Ella sueña con una vida extraña, donde sufre una maldición llamada “la maldición de Petra”. No solo ella la posee, también su madre y su abuela, lo que le da la impresión de que se trata de algo hereditario.
Esa maldición es lo peor en ese mundo: quien nace con ella no puede usar magia ni recibir magia. Aun así, no se rinde. Prevalece en sus estudios y obtiene un poder diferente, uno que reconoce de inmediato: el poder de los Dioses, el poder de los hilos.
Cuando abre los ojos, se da cuenta de que ha perdido sus anteojos. Mueve la cabeza para observar un cuarto medio oscuro. Al otro lado de la habitación, ve a alguien cocinando frente a una pequeña estufa. Antes de que pueda preguntar, la persona comienza a cantar:
—Mueve, mueve, la cuchara al compás, pon el azúcar y todo va a mejorar. Mueve, mueve, tres veces más, y todo terminará bien, lo verás —canta el hombre, moviendo su cintura al ritmo.

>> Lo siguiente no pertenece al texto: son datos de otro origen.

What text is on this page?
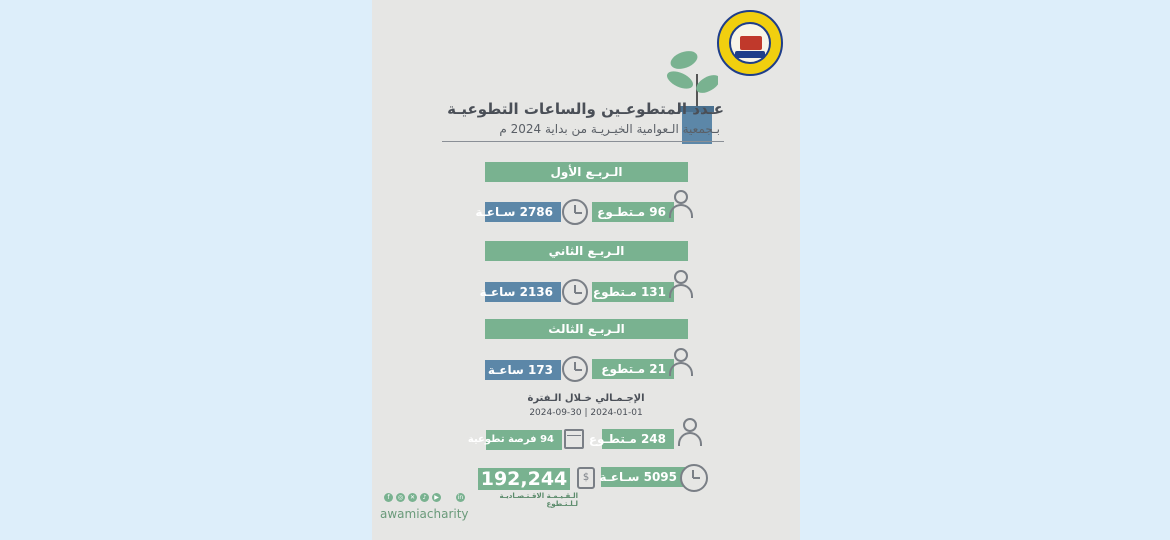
عـدد المتطوعـين والساعات التطوعيـة
بـجمعية الـعوامية الخيـريـة من بداية 2024 م
الـربـع الأول
2786 سـاعـة	96 مـتطـوع
الـربـع الثاني
2136 ساعـة	131 مـتطوع
الـربـع الثالث
173 ساعـة	21 مـتطوع
الإجـمـالي خـلال الـفترة
2024-09-30 | 2024-01-01
94 فرصة تطوعية	248 مـتطـوع
192,244	$
الـقـيـمـة الاقـتـصـاديـة لـلـتـطوع
5095 سـاعـة
f	◎	✕	♪	▶	in
awamiacharity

Eimi no dice nada; simplemente lo observa, preguntándose dónde ha terminado y quién es esa persona. Está por leerle la mente, convencida de que se trata de un mortal, pero apenas lo intenta, un fuerte dolor de cabeza la obliga a soltar un “¡au!”.
El hombre voltea con el cucharón en la boca —justo cuando estaba por probar su mate—, lo suelta y se acerca, recogiendo antes una bandeja con frutas ya cortadas para ofrecérselas a su nueva invitada.

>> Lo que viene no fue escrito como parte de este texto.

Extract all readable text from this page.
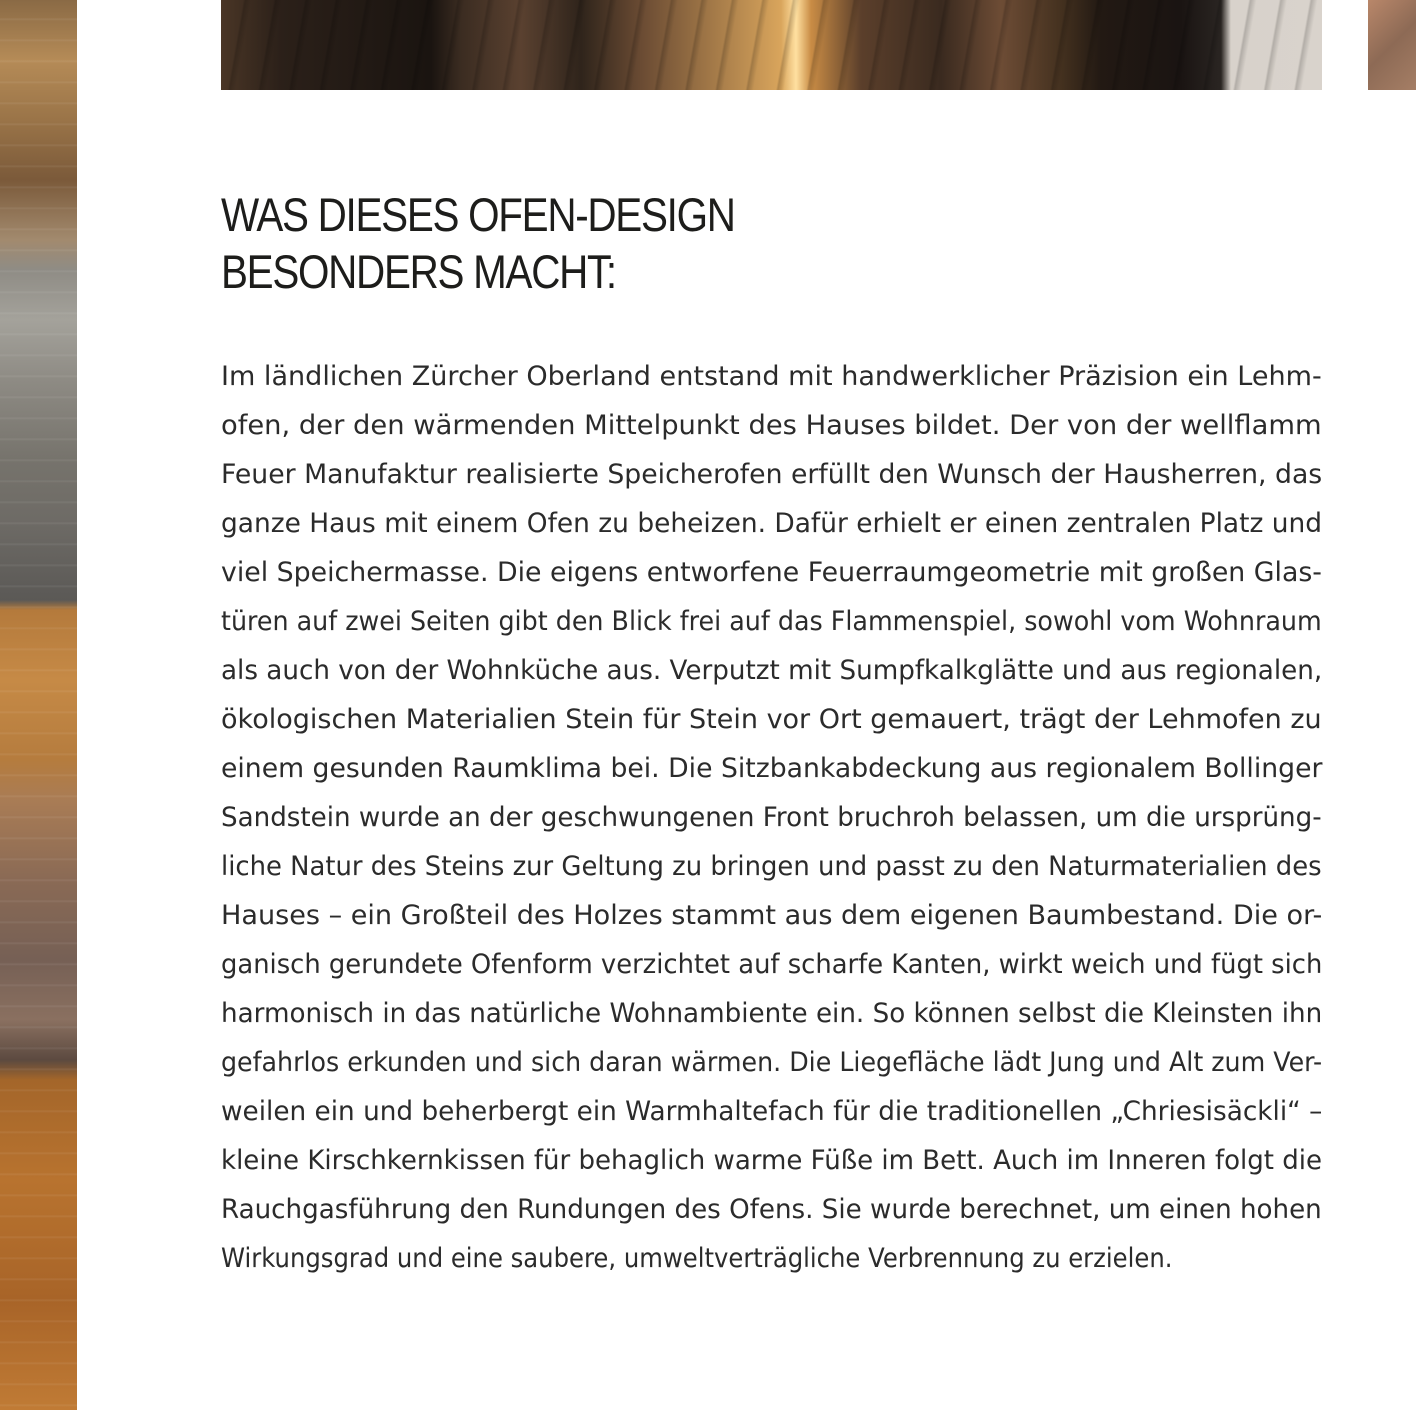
WAS DIESES OFEN-DESIGN
BESONDERS MACHT:
Im ländlichen Zürcher Oberland entstand mit handwerklicher Präzision ein Lehm-
ofen, der den wärmenden Mittelpunkt des Hauses bildet. Der von der wellflamm
Feuer Manufaktur realisierte Speicherofen erfüllt den Wunsch der Hausherren, das
ganze Haus mit einem Ofen zu beheizen. Dafür erhielt er einen zentralen Platz und
viel Speichermasse. Die eigens entworfene Feuerraumgeometrie mit großen Glas-
türen auf zwei Seiten gibt den Blick frei auf das Flammenspiel, sowohl vom Wohnraum
als auch von der Wohnküche aus. Verputzt mit Sumpfkalkglätte und aus regionalen,
ökologischen Materialien Stein für Stein vor Ort gemauert, trägt der Lehmofen zu
einem gesunden Raumklima bei. Die Sitzbankabdeckung aus regionalem Bollinger
Sandstein wurde an der geschwungenen Front bruchroh belassen, um die ursprüng-
liche Natur des Steins zur Geltung zu bringen und passt zu den Naturmaterialien des
Hauses – ein Großteil des Holzes stammt aus dem eigenen Baumbestand. Die or-
ganisch gerundete Ofenform verzichtet auf scharfe Kanten, wirkt weich und fügt sich
harmonisch in das natürliche Wohnambiente ein. So können selbst die Kleinsten ihn
gefahrlos erkunden und sich daran wärmen. Die Liegefläche lädt Jung und Alt zum Ver-
weilen ein und beherbergt ein Warmhaltefach für die traditionellen „Chriesisäckli“ –
kleine Kirschkernkissen für behaglich warme Füße im Bett. Auch im Inneren folgt die
Rauchgasführung den Rundungen des Ofens. Sie wurde berechnet, um einen hohen
Wirkungsgrad und eine saubere, umweltverträgliche Verbrennung zu erzielen.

—Buenos días —saluda el hombre, mirándola atentamente.
Eimi se queda observando sus ojos, que parecen bailar con el reflejo del fuego de la fogata. Le resulta extraño sentirse atraída por un humano, y cuando la luz ilumina el lado oculto de su rostro, descubre una larga cicatriz que cruza desde su mejilla hasta su labio y mentón del lado izquierdo.

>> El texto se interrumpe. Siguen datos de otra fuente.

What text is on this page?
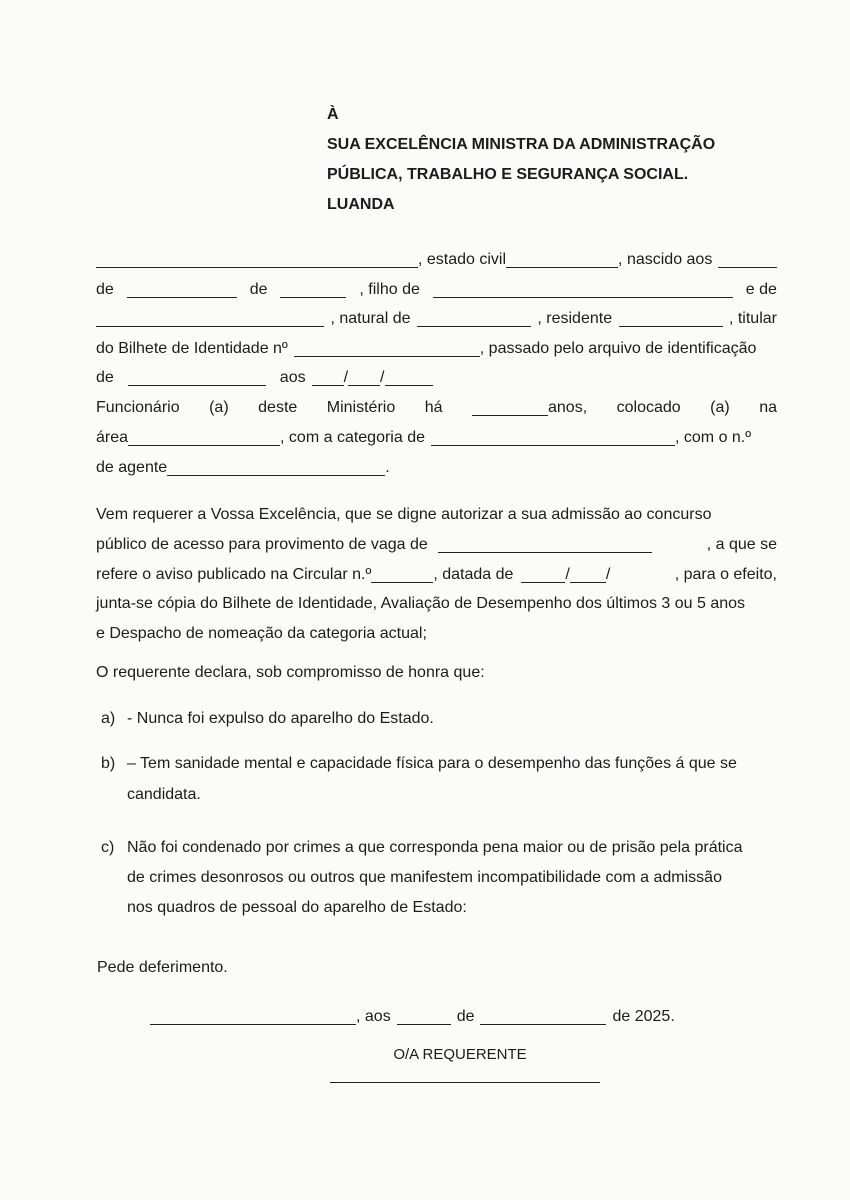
À
SUA EXCELÊNCIA MINISTRA DA ADMINISTRAÇÃO
PÚBLICA, TRABALHO E SEGURANÇA SOCIAL.
LUANDA
, estado civil	, nascido aos
de	de	, filho de	e de
, natural de	, residente	, titular
do Bilhete de Identidade nº	, passado pelo arquivo de identificação
de	aos / /
Funcionário (a) deste Ministério há	anos, colocado (a) na
área	, com a categoria de	, com o n.º
de agente	.
Vem requerer a Vossa Excelência, que se digne autorizar a sua admissão ao concurso
público de acesso para provimento de vaga de	, a que se
refere o aviso publicado na Circular n.º	, datada de	/ /	, para o efeito,
junta-se cópia do Bilhete de Identidade, Avaliação de Desempenho dos últimos 3 ou 5 anos
e Despacho de nomeação da categoria actual;
O requerente declara, sob compromisso de honra que:
a) - Nunca foi expulso do aparelho do Estado.
b) – Tem sanidade mental e capacidade física para o desempenho das funções á que se
candidata.
c) Não foi condenado por crimes a que corresponda pena maior ou de prisão pela prática
de crimes desonrosos ou outros que manifestem incompatibilidade com a admissão
nos quadros de pessoal do aparelho de Estado:
Pede deferimento.
, aos	de	de 2025.
O/A REQUERENTE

—¿Cómo te sientes? —pregunta el hombre. Cuando Eimi responde que está bien, él le ofrece los trozos de fruta—. Come, para que recuperes tus fuerzas; las traje de mi tierra.
Aunque como Diosa no necesita comer, Eimi, tentada por los colores vibrantes de las frutas, decide tomar una. Antes de que pueda hacerlo, él rápidamente le acerca un pedazo a la boca. La explosión de sabor la obliga a morderlo de inmediato, sorprendida por su dulzura.
—Gracias —dice Eimi, recibiendo otro pedazo y luego otro, hasta que el jugo comienza a escurrirse por su labio.
—Ah, disculpa, qué tonto —dice el hombre para ir a buscar un pañuelo. Al regresar se tropieza y termina cayendo sobre la cama, encima de ella.
Eimi está a punto de decirle que no se preocupe, que todo está bien, pero al ver cómo la cubrecama se desliza de su pecho, termina con los senos afuera, una sorpresa tanto de ella como de él.
De inmediato jala la cubierta para sentir su piel desnuda bajo ella, y cuando intenta empujar al hombre, él apenas tambalea sobre ella, mientras sus manos torpes comienzan a recorrerla por todas partes. De una manera u otra, Eimi acaba con las piernas abiertas y él encima, cuando de repente la puerta se abre.
Ambos se quedan completamente quietos mientras una niña entra al cuarto.
—Ya vine, pa... ¿pi? ¿Qué hacen? —pregunta la niña, de unos once años.
—Le estaba dando de comer frutas, ¿no es así? —responde el hombre, levantándose apresurado de Eimi y acomodándole la cubrecama.